Donald Trump'ın geçtiğimiz hafta Amerika'yı Paris İklim Anlaşması'ndan çekme kararının ardından birçok uzman, bu kararın uluslararası sistemin geleceği açısından ne tür yansımaları olacağı konusunda fikir yürüttü. Dünyanın en güçlü ülkesinin, bugüne kadar varılan en etkili anlaşmalardan biri olduğu düşünülen çok önemli bir uluslararası uzlaşmayı tanımaması, küresel düzenin geleceği bakımından tehlikeli bir gelişme olarak görüldü. Ama öyle görünüyor ki bu karar, ABD'nin yaptığı çeşitli sıradışı hamlelerin sadece sonuncusu.

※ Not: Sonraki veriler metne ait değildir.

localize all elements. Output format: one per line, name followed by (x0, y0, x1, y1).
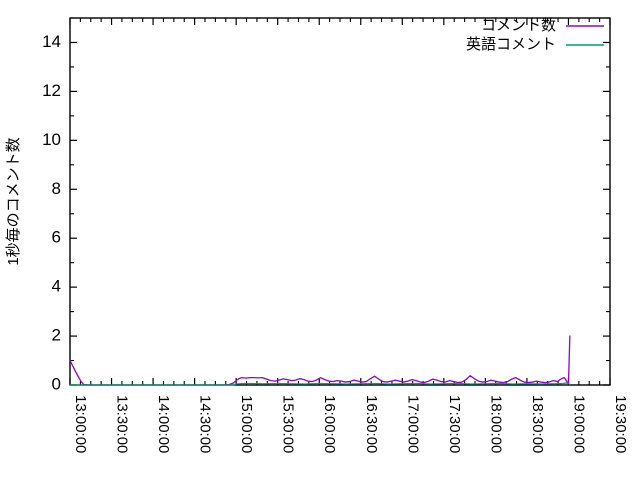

Trump'ın kararı, ABD'nin Trans-Pasifik Ortaklığı'ndan (TPP) çekildiği ve Trump'ın sürekli NATO'yu eleştirdiği bir ortamda geldi. Kimilerine göre, ABD'nin dünyanın başka bölgeleriyle ilgilenme konusundaki isteksizliğiyle birlikte düşünüldüğünde, bu hamleler önemli hale geliyor ve ülkenin bölgesel taahhütlerine ve anlaşmalara yönelik yeni yaklaşımını yansıtıyor. Nitekim Trump'ın kararının sonuçlarına dair çok çeşitli yorumlar yapıldı. Bazı uzmanlara bakılırsa, Trump'ın NATO hakkındaki açıklamaları ve Atlantik ittifakına olan yaklaşımı, Rusya'yı bölgede daha da cesaretlendirebilir. Öte yandan, TPP'den çekilme kararı zaten Çin açısından bir zafer olarak yorumlanmıştı.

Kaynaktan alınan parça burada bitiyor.